While Remsberg and Calibre Press were conducting seminars on officer safety and survival, the sociological climate of police was changing.

In 1968, President Johnson created the Bureau of Narcotics and Dangerous Drugs to centralize the response to illicit drugs.  By 1971, President Nixon had declared a “War on Drugs” and by 1973 the Drug Enforcement Administration was formed.  Initially, this encompassed a treatment based approach, such as the methadone treatment centers established in Washington, D.C. by Robert L. DuPont.  A year after the centers had been established, serious crime rates dropped significantly.  Richard J. Bonnie, The Virtues of Pragmatism in Drug Policy, 13 J. Health Care L. & Pol’y 7, 14 (2010).  At the same time (in 1972 and 1973), the National Commission on Marijuana and Drug Abuse, recommended the decriminalization of marijuana.  Id., at 13.  Twelve states have followed that approach.  James Austin, Rethinking the Consequences of Decriminalizing Marijuana, NORML.org (Nov. 2. 2005).
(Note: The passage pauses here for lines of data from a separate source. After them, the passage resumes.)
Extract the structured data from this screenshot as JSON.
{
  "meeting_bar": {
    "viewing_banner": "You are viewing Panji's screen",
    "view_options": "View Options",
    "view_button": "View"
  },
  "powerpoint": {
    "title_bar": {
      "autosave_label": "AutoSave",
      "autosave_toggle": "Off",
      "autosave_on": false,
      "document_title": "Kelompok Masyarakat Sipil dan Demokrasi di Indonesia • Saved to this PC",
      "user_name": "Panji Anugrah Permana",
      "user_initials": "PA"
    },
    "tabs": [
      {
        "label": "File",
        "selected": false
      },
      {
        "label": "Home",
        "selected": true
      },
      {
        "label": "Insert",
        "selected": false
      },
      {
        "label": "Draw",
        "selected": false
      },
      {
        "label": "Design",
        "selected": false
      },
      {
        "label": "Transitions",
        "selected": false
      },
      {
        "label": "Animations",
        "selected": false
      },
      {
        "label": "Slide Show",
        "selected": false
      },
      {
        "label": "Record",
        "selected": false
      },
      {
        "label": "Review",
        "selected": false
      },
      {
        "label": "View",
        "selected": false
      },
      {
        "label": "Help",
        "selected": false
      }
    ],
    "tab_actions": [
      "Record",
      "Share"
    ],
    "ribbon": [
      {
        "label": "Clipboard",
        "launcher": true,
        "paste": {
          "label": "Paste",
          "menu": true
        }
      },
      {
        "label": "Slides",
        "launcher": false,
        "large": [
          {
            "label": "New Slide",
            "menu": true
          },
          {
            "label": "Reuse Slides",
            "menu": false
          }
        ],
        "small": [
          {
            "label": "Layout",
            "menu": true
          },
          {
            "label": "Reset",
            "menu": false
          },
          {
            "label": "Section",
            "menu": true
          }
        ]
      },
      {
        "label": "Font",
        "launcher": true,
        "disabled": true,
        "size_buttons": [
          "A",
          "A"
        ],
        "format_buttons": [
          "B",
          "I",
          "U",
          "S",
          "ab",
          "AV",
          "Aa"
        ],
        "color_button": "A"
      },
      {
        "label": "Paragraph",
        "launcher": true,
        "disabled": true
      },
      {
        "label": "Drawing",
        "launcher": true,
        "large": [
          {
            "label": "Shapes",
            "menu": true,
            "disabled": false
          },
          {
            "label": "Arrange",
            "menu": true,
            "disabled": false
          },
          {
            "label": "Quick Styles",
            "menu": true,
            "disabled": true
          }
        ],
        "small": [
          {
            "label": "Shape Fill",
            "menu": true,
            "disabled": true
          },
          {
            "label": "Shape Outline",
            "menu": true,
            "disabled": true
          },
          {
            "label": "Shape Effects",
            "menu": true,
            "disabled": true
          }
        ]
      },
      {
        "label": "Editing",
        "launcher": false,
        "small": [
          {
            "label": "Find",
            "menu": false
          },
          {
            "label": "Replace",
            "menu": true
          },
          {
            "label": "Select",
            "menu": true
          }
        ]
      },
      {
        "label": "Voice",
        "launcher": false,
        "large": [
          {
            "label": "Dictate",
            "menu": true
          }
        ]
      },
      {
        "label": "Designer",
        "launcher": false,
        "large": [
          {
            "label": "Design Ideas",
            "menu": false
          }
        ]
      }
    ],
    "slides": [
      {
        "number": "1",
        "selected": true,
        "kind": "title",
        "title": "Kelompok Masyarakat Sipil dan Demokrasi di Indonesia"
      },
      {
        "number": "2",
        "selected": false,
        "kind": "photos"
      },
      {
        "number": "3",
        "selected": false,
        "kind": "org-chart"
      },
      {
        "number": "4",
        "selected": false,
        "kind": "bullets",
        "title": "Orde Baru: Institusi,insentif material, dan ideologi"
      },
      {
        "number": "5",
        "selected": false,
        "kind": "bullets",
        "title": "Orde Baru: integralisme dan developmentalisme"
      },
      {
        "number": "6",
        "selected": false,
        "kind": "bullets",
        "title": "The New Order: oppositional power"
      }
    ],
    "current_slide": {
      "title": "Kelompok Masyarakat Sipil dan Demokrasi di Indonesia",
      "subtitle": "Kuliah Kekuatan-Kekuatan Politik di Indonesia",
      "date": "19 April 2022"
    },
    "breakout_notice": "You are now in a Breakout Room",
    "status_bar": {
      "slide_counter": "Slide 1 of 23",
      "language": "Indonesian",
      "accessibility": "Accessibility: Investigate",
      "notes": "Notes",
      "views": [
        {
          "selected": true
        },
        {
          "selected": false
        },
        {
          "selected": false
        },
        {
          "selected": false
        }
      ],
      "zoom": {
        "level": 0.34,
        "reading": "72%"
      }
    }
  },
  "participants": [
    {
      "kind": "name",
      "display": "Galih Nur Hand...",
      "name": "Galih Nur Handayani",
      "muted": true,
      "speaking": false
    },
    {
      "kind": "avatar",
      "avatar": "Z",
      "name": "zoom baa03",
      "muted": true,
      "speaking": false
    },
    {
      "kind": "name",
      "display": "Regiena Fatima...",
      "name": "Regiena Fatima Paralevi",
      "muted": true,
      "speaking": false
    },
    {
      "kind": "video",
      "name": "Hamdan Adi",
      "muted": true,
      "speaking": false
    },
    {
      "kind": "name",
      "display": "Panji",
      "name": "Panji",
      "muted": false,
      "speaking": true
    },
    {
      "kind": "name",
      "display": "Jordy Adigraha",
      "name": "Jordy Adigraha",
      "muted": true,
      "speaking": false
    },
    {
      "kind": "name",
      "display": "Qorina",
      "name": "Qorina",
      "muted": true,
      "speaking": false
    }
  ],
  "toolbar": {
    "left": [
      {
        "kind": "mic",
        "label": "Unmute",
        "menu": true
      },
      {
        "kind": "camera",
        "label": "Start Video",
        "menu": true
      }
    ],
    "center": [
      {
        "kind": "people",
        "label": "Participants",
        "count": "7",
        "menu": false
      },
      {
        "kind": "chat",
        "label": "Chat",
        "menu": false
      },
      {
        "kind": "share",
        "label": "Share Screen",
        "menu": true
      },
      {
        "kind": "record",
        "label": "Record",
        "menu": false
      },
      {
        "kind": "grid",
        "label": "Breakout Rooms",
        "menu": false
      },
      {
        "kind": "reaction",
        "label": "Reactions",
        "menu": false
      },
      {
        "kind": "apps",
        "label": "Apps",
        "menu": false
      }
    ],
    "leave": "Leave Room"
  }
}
Instead, the government moved towards a zero tolerance policy and strict criminal enforcement of drug laws.  The term “War on Drugs” was used over and over, with other militaristic terms also being added to police language.   We’ve done the same thing in the past, with the war on alcohol, commonly known as Prohibition.

The War on Drugs has paralleled the results of Prohibition.  See Norm Stamper, Prohibition: A parallel to modern war on drugs, Seattle Times, Sept. 30, 2011.  Chief Stamper (retired chief of police, Seattle) explains it more eloquently than I can, and more information is available at the Law Enforcement Against Prohibition website.  The problem is that the drugs are winning and the police are losing the war.  With millions of dollars at stake, drug gangs have increased the stakes and become more violent.

The police responded with SWAT teams.